Прослышав об удачной охоте, дуплинские к зданию сельсовета собрались быстро. Окружив сани, женщины охали и ахали, всплескивая руками, мелкота крутилась, верещала тут же и, стремясь выказать бесстрашие, таскала медведя за уши, тыкала пальцами в ноздри, девчата, собравшись отдельной стайкой, щебетали о чем-то своем, не без интереса поглядывая на Федора, словно впервые его видели, опытные же охотники похлопывали его по плечу, приговаривая: «Молодец! Хорошего зверя взял!» Дед пришел одним из последних. Поглядев на трофей внука, лишь осуждающе покачал головой. Отойдя в сторону, смахнул слезу и больше для себя, нежели чем для стоявших рядом соседей, сказал: «Силушкой бог наделил, а ума не дал!»
2Вызова в военкомат Федор ожидал с нетерпением, но и побаивался: «Чего еще там райвоенком удумал?!»
Но, войдя в кабинет и увидев улыбающегося майора Фирсова, просветлел и сам.
– Ну что, герой, неужто верно народ сказывает: под четыре центнера медведя завалил? Да-а. Не всякому опытному охотнику такое под силу. И что, ножом?
Федор, засмущавшись, кивнул.
– Кто бы рассказал – не поверил. Но мне ваш председатель шкуру показывал. Хороша, хотя и не выделанная еще. Мех плотный. Да и сальце, поди, зверюга еще не все сжег, март только начался. А ты чего у двери топчешься? Проходи, садись, – широким жестом майор указал на стул. – Я вот для чего тебя пригласил… Ты в армию-то еще не раздумал идти? А то председатель ваш, хотя тебе еще год до восемнадцати, а он уже о брони на тебя печется. Говорит, место работы подыскал – механиком на маслозавод.

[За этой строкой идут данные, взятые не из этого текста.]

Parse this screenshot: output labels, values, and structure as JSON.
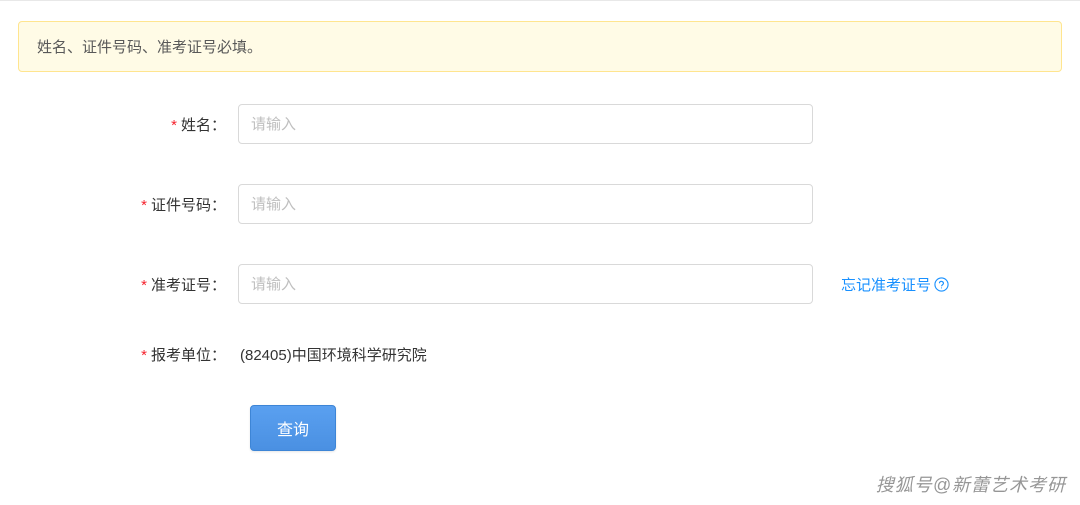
{
  "alert": {
    "message": "姓名、证件号码、准考证号必填。"
  },
  "form": {
    "name": {
      "label": "姓名：",
      "placeholder": "请输入"
    },
    "id_number": {
      "label": "证件号码：",
      "placeholder": "请输入"
    },
    "exam_number": {
      "label": "准考证号：",
      "placeholder": "请输入",
      "forgot_link": "忘记准考证号"
    },
    "institution": {
      "label": "报考单位：",
      "value": "(82405)中国环境科学研究院"
    },
    "submit_label": "查询"
  },
  "watermark": "搜狐号@新蕾艺术考研"
}
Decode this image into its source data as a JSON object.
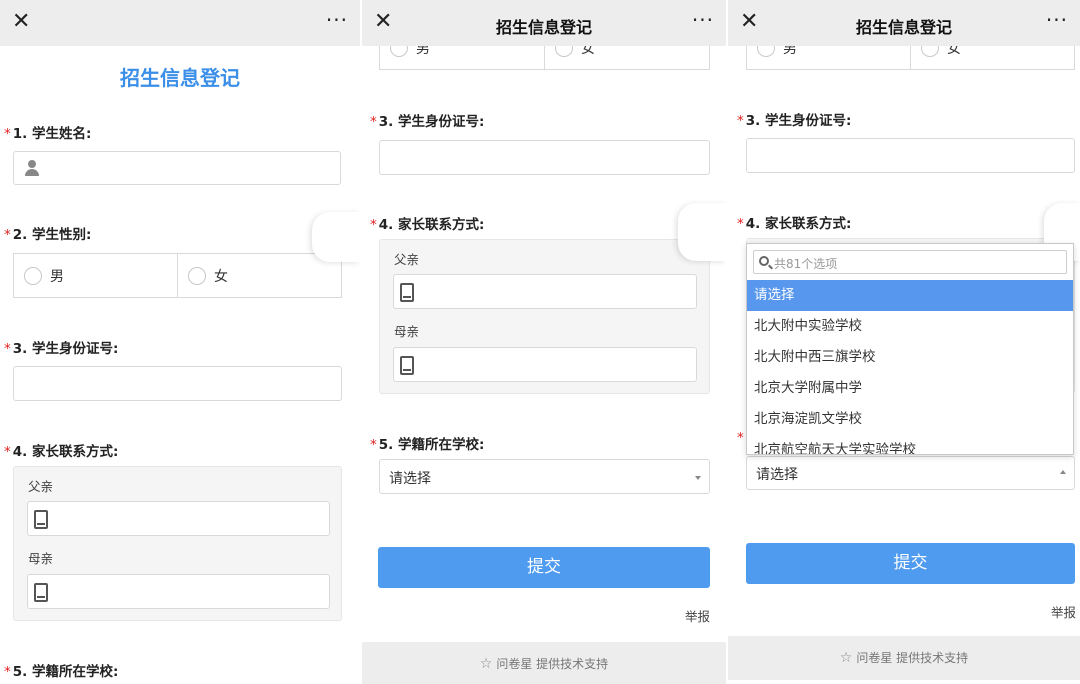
{
  "topbar": {
    "close": "✕",
    "more": "···",
    "title": "招生信息登记"
  },
  "form": {
    "title": "招生信息登记",
    "q1": {
      "star": "*",
      "label": "1. 学生姓名:"
    },
    "q2": {
      "star": "*",
      "label": "2. 学生性别:",
      "options": [
        "男",
        "女"
      ]
    },
    "q3": {
      "star": "*",
      "label": "3. 学生身份证号:"
    },
    "q4": {
      "star": "*",
      "label": "4. 家长联系方式:",
      "father": "父亲",
      "mother": "母亲"
    },
    "q5": {
      "star": "*",
      "label": "5. 学籍所在学校:",
      "select_value": "请选择"
    },
    "submit": "提交",
    "report": "举报",
    "footer": "问卷星 提供技术支持"
  },
  "dropdown": {
    "search_placeholder": "共81个选项",
    "items": [
      "请选择",
      "北大附中实验学校",
      "北大附中西三旗学校",
      "北京大学附属中学",
      "北京海淀凯文学校",
      "北京航空航天大学实验学校"
    ],
    "selected_index": 0
  }
}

– Нет, – мотнул головой Федор. – Только на фронт.
– Я так и думал. Парень ты упертый, целеустремленный, потому помогу. С заведующей районо договорился: свидетельство об окончании школы выдадут досрочно. Да и не велико нарушение – до окончания учебы осталось всего два месяца. А вот справку с нужным годом рождения только сельсовет выдать может. Пусть твой дед переговорит с председателем. Ему-то уж, верно, он не откажет. А Федору Федоровичу скажи, что, мол, майор Фирсов направит тебя в офицерскую школу в Новосибирск. Шесть месяцев учебы… Офицером станешь. Дед знает, мое слово верное.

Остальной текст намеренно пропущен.